Birmas Junta verzichtet auf Asean-Vorsitz

Gesichtswahrender Verzicht ermöglicht Rangun, internationale Kritik abzuschwächen. Asean spart sich Zerreißprobe

BANGKOK taz ■ Das wegen schwerer Menschenrechtsverletzungen international kritisierte Birma wird nun doch nicht 2006 den Vorsitz des südostasiatischen Staatenbundes 2006 übernehmen. Das erklärten gestern die Asean-Außenminister in der laotischen Hauptstadt Vientiane.

Als Sprecher der Asean-Ministerkonferenz oblag es dem laotischen Außenminister Somsavat Lengsavad, die mit euphemistischen Formulierungen gespickte Begründung für Birmas Verzicht zu verlesen: „2006 ist ein äußerst wichtiges Jahr für die nationale Aussöhnung und Demokratie, und die Regierung Myanmars (Birmas) möchte sich voll darauf konzentrieren“, hieß es. Stattdessen würden Mitte 2006 nun die Philippinen den Asean-Vorsitz übernehmen. Birma solle dann an die Reihe kommen, wenn das Land „bereit sei“.

Dieser Versuch der Konferenz, nach außen hin das Gesicht ihres umstrittenen Mitglieds zu bewahren, klingt für Kritiker der birmesischen Junta wie Hohn. Denn von nationaler Versöhnung ist das Militärregime in Rangun weit entfernt: Nach wie vor steht Friedensnobelpreisträgerin Aung San Suu Kyi unter Hausarrest, die demokratische Opposition und ethnische Minderheiten werden weiterhin brutal unterdrückt.

Internationale Beobachter begrüßten gestern den Verzicht nicht nur deswegen, weil ein Asean-Vorsitz Birmas die Reputation des Staatenbundes in Verruf gebracht hätte. Diese Entscheidung unterstreiche zudem, dass die Lage in Birma außerordentlich ernst sei, erklärte Teresa Kok vom Zwischenparlamentarischen Ausschuss der Asean (AIPMC), der sich für Demokratie in Birma einsetzt. Allerdings dürfe die Entscheidung nun keine Ausflucht für Asean sein, die dringende Notwendigkeit politischer Reformen in Birma zu ignorieren.

Überraschend kam Birmas Rückzieher nicht. Bereits im Vorfeld der am Montag begonnenen Außenministerkonferenz hatten Abgesandte der Junta angedeutet, nicht auf den Vorsitz insistieren zu wollen. „Damit würden wir Asean in eine schwierige Lage bringen, und das wollen wir nicht“, erklärte ein Vertreter Ranguns.

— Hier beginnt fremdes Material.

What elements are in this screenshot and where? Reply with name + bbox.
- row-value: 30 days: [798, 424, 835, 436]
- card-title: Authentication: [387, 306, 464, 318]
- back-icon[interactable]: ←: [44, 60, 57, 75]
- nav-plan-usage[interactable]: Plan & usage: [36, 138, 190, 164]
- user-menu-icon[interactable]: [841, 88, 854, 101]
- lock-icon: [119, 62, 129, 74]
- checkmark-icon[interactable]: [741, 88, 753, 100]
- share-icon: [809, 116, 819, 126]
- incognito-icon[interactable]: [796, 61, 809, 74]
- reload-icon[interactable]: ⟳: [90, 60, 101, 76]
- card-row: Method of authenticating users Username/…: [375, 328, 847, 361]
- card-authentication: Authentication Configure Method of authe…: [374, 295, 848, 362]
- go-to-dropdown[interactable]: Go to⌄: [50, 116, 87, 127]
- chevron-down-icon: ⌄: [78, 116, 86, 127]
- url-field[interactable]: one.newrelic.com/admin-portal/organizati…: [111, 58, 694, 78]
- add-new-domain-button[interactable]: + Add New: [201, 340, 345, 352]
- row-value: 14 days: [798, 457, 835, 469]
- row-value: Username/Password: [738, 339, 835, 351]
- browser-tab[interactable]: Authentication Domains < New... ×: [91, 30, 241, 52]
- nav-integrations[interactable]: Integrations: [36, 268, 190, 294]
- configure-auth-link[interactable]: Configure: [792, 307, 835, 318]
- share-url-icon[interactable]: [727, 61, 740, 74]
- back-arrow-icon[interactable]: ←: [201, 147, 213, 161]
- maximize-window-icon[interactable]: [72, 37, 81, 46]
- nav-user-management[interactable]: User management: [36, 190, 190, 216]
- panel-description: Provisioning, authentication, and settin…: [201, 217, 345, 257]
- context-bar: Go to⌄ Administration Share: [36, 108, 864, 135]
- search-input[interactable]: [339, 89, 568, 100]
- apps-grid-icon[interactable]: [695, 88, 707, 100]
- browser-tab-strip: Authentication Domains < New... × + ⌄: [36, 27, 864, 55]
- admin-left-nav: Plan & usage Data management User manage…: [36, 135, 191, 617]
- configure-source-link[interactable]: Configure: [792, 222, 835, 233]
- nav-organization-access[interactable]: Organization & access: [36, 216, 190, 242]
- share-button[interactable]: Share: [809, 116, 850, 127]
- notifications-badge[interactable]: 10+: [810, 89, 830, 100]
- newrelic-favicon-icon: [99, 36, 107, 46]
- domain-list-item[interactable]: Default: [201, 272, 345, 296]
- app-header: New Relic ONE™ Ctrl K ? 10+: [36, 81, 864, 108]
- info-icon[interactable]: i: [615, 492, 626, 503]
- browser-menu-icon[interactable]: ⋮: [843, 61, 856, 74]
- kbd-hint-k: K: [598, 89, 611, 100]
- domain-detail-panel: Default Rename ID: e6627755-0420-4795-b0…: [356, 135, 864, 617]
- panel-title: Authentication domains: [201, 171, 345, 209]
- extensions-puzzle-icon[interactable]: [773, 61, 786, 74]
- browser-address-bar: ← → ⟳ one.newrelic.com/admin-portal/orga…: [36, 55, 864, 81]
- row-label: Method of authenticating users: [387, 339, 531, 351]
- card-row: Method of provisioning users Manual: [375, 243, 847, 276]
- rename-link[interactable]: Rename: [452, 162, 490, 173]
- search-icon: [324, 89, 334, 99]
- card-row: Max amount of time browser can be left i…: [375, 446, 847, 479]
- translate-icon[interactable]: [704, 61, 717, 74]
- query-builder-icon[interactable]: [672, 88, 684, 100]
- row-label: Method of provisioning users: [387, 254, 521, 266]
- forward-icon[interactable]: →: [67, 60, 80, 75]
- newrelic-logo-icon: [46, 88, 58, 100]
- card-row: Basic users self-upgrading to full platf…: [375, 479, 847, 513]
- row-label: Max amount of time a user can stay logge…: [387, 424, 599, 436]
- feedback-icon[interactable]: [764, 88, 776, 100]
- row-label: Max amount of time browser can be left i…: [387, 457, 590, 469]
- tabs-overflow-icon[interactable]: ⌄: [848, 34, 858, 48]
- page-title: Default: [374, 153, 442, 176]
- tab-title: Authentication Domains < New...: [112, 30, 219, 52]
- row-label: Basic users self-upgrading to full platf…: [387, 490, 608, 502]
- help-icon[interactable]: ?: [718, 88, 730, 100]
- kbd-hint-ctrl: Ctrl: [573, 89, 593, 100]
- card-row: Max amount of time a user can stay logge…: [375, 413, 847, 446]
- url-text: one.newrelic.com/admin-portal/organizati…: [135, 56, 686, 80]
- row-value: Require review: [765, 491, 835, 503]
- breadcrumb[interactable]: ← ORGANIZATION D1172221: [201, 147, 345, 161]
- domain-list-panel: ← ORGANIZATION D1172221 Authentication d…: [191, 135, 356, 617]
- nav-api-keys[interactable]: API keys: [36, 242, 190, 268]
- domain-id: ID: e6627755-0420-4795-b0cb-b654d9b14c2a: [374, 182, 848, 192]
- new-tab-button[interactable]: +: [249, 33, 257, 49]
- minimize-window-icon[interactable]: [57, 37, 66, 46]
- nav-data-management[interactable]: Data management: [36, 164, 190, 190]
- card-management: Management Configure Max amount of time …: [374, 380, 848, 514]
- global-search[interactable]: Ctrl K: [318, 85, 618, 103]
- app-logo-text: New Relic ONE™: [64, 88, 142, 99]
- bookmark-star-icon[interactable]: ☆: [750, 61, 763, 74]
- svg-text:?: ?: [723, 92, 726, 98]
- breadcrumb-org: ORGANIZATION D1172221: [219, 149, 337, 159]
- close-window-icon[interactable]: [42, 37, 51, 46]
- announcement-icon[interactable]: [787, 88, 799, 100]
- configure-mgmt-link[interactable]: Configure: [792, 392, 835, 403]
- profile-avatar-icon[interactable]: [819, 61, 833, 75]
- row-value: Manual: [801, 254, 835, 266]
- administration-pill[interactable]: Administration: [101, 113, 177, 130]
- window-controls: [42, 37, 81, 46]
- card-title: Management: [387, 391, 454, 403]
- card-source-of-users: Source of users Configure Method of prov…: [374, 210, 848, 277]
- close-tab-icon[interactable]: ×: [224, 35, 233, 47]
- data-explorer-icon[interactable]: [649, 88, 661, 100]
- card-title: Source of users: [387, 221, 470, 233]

Allerdings erfolgte dieser Verzicht nicht freiwillig: Beobachter mutmaßen vielmehr, dass Birma sich damit mittelfristig nur aus dem Kreuzfeuer der Kritik bringen will, nachdem es nun die internationale Debatte um seinen umstrittenen Vorsitz hinter sich gebracht hat.

Vor allem aus dem Westen hatte sich der Druck auf die Militärs in Rangun verschärft: Die EU und USA hatten angedroht, künftige Asean-Treffen zu boykottieren, falls Birma den Vorsitz übernehme. Auch US-Außenministerin Condoleezza Rice hatte kürzlich während ihrer Stippvisite in Thailand angemahnt, Asean solle Birma energischer zur Demokratisierung drängen.

Doch diese Forderung galt als heikel, weil sich Asean in seiner Politik gegenüber ihrem viel gescholtenen Mitglied alles andere als einig war. Während Indonesien, Malaysia und die Philippinen verstärkt Reformen anmahnten, zogen Laos, Kambodscha und Vietnam es vor, sich nicht „in die inneren Angelegenheiten“ Birmas einzumischen. Als besonders pikant gilt die Haltung Thailands: Kritiker werfen der thailändischen Regierung eine zu laxe Politik gegenüber der Junta sowie Premierminister Thaksin Shinwatra Interessenkonflikte vor. Denn dessen familieneigener Telekommunikationskonzern tätigt umfangreiche Geschäfte mit Rangun.